Клара в упор смотрит на Жозефину. Смотрит как на врага, который сдается, но, вполне возможно, прячет кинжал в рукаве.
— Клянусь своими детьми… — повторяет Жозефина, протягивая вперед правую руку.
И после секундного колебания:
— Если я лгу, пусть они сейчас же умрут!
Клара кивает.
— Повтори!
Жозефина покорно повторяет.
— Ладно, я тебе верю, — говорит она наконец.

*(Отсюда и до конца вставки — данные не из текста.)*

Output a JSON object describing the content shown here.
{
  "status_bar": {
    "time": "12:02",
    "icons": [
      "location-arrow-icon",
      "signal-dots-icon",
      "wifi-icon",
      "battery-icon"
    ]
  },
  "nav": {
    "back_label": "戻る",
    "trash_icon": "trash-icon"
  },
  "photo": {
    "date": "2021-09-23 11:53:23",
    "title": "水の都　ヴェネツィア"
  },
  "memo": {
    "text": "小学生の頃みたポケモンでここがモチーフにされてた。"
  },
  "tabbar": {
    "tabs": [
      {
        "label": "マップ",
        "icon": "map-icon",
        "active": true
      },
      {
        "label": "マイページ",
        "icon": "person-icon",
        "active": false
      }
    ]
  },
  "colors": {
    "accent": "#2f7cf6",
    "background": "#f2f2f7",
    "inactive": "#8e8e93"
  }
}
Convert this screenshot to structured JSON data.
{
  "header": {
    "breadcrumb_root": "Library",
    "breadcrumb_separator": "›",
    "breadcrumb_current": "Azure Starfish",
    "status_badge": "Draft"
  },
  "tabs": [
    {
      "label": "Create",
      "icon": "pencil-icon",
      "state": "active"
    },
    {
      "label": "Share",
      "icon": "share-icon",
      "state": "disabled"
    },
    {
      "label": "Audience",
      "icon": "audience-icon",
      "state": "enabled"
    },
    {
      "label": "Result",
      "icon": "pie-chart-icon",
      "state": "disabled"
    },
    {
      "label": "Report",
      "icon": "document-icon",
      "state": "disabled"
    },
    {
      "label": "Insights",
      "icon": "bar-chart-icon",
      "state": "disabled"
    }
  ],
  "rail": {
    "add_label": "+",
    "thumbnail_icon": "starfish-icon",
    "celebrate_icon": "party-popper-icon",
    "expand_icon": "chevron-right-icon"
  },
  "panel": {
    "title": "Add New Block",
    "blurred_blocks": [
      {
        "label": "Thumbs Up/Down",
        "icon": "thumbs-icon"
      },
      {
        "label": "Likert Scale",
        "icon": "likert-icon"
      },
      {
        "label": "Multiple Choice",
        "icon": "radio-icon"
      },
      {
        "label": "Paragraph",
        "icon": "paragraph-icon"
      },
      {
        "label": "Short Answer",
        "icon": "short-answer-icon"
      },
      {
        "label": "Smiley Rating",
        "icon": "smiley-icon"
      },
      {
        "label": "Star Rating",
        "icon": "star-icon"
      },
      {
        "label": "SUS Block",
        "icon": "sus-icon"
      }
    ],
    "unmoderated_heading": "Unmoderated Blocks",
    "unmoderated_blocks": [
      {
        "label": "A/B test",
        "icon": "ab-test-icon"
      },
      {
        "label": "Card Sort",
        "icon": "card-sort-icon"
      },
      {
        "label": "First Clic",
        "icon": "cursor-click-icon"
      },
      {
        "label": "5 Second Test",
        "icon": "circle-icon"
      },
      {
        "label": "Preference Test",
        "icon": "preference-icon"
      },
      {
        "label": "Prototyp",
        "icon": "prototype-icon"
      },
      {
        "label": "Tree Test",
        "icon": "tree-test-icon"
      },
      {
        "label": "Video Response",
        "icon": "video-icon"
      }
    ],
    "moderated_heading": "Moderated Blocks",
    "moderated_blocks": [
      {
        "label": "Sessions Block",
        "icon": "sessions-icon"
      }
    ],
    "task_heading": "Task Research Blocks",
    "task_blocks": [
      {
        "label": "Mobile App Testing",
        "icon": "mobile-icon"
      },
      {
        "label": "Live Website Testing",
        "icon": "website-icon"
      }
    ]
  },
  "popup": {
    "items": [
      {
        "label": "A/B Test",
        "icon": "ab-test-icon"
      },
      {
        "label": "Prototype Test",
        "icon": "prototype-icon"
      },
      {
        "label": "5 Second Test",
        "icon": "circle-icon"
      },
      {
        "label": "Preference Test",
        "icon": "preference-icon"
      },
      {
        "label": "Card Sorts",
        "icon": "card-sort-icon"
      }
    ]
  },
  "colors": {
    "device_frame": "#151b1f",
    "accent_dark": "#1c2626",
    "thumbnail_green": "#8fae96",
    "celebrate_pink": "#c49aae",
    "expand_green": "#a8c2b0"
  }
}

— Я бы никогда так не поступила с тобой, Клара!
— Я бы никогда тебе не простила! Ни за что на свете!
— Я сама бы себе не простила.
— Извини, — говорит Клара. — Я потеряла голову… Впрочем, я вообще сейчас теряю голову… Мне очень жаль… Я вдруг поняла, что ни в чем на свете не уверена…
А потом тихо-тихо спрашивает, почти касаясь губами уха Жозефины:
— Так что за секрет? Что за штуку ты от меня скрывала?
— Эта штука к тебе не относится.
— Совсем не относится?
— Ну разве что косвенно…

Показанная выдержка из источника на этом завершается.